The aroma of the chicken broth fills my whole house and wafts out the window. I pull the rooster out of the pot and lay it on a plate to cool. The cat brays and I raise a cautionary finger at her. I fish out the vegetables, too, they’ve already lent the broth their flavor and now they’re just limp. I wrap them in an old newspaper and take the bundle out to the compost pile. There are pumpkins growing on my compost pile, in the fall I’ll harvest them and pass them out to people in the village, otherwise I’ll have to eat gruel with pumpkin all winter.

I pour the broth through a sieve into a second pot. A thousand fatty golden eyes peer up at me from the new pot. I read in a newspaper that you should skim off the fat. But I disagree. If you want to live, you have to eat fat. You have to eat sugar once in a while, too, and first and foremost lots of fresh fruits and vegetables. In summer I eat cucumber and tomato salad almost every day. And herbs by the bunch, they grow thick and green in my garden — dill, chives, parsley, basil, rosemary.
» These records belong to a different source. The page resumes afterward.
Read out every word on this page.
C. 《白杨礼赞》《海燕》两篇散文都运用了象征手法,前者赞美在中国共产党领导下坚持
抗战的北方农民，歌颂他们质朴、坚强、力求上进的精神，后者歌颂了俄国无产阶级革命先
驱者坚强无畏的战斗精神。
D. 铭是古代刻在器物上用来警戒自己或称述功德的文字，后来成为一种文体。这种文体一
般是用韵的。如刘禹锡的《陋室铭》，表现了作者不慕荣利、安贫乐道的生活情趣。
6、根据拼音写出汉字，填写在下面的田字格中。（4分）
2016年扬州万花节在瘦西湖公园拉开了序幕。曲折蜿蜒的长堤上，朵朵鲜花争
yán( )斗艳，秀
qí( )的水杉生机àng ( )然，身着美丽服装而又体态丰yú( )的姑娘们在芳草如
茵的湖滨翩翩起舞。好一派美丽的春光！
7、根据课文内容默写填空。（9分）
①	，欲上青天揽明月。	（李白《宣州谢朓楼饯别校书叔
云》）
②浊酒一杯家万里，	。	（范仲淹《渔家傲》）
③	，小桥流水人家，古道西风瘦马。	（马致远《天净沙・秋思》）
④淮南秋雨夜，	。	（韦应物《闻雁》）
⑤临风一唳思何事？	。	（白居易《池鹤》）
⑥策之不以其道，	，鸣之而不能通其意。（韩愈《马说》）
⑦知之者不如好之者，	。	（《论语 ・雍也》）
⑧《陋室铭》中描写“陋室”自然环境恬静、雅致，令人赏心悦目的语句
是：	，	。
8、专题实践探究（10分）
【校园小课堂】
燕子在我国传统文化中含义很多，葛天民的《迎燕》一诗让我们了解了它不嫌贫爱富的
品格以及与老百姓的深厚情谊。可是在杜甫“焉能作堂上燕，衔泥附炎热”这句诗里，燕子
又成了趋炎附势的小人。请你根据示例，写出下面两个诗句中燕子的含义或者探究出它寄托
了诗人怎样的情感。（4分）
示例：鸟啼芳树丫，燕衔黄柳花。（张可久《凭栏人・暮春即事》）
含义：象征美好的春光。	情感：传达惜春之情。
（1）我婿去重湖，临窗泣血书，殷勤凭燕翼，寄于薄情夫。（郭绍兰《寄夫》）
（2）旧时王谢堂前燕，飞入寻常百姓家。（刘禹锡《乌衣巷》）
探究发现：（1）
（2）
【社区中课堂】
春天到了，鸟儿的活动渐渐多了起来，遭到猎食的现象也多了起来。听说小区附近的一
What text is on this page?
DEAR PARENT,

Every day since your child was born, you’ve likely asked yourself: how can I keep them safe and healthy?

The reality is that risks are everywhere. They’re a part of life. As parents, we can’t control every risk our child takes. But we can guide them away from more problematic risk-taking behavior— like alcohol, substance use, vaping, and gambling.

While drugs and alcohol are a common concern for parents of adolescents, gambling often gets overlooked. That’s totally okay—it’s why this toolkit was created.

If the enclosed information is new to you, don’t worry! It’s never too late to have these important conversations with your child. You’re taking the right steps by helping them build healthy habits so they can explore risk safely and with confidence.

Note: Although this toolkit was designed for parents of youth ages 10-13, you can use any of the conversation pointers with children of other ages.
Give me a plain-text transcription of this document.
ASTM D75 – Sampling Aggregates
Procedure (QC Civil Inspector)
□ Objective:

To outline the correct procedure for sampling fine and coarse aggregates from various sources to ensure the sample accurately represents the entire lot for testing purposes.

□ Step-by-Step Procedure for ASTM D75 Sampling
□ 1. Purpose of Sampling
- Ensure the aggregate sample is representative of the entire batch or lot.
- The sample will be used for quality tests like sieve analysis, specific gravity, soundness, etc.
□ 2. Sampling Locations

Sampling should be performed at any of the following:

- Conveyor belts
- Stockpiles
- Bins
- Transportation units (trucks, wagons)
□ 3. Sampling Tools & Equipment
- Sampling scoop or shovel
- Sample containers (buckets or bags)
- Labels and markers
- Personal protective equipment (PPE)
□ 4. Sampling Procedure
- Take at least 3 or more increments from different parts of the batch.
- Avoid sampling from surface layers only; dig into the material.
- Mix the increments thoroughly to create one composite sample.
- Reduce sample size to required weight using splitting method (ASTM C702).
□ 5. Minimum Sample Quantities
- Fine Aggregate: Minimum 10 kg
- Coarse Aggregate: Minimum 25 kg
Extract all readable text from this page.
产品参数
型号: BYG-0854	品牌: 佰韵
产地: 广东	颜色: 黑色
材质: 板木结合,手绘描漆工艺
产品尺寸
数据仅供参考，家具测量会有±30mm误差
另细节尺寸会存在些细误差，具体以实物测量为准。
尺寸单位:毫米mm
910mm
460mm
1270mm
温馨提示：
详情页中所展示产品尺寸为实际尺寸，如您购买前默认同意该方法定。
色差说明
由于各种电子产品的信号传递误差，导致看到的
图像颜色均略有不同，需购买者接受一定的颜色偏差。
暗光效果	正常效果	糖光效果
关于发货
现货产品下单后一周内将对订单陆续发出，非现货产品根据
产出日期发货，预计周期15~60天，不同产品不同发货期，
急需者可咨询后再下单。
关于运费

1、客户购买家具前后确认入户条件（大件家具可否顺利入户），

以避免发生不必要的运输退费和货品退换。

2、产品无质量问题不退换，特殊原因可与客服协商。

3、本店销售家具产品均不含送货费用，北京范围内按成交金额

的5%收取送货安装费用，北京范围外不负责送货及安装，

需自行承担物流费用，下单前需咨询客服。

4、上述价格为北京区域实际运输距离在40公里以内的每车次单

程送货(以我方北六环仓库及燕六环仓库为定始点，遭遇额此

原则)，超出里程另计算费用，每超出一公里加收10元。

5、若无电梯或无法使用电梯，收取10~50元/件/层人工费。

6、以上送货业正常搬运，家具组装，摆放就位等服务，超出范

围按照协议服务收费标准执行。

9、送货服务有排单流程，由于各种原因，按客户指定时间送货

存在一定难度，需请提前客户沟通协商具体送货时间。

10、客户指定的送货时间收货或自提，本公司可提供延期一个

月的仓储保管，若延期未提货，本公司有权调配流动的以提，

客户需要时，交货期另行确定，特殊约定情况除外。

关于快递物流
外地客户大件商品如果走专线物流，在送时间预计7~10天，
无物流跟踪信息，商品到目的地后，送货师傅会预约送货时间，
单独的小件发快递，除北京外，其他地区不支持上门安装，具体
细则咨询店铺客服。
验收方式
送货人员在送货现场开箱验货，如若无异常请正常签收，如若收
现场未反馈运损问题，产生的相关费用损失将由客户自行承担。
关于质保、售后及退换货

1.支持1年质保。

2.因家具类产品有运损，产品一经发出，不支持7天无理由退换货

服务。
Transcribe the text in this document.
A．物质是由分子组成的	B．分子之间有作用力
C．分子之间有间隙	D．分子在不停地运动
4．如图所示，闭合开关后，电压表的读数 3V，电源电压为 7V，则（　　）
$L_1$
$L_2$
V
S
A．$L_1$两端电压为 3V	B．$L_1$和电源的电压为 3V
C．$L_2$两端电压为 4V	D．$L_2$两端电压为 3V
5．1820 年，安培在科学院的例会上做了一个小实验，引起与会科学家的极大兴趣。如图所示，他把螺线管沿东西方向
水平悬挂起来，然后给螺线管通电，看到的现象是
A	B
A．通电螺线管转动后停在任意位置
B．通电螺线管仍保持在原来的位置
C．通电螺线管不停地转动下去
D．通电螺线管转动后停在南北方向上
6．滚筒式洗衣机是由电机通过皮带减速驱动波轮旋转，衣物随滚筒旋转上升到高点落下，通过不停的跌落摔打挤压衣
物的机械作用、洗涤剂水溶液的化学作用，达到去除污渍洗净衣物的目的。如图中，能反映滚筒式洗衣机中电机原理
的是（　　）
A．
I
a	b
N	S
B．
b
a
The meat isn’t too hot anymore, I can touch it with my fingers. I carefully remove it from the bones and put it in a bowl. I used to cut it up into small pieces for my children and make sure I divided it evenly between them. Even though Alexej was just eighteen months younger than Irina, he was a skinny little fellow, and I was sometimes tempted to save the best bits for him.

We ate a lot of chicken soup because there were a lot of chickens in Tschernowo. I made borscht and schi and solyanka from the broth. It was never boring. I can picture Irina cutting meat into small bites for Laura when she was younger. If Laura was here, I would tell her what her mother was like as a child. But Laura is far away and stares out at me from the wall with sad gray eyes.

The day goes by quickly when you have things to do. I tidy up the house. I wash a few pairs of underpants and hang them on the line in the garden. The sun dries and bleaches them, and it takes just two hours before I can fold them and put them away.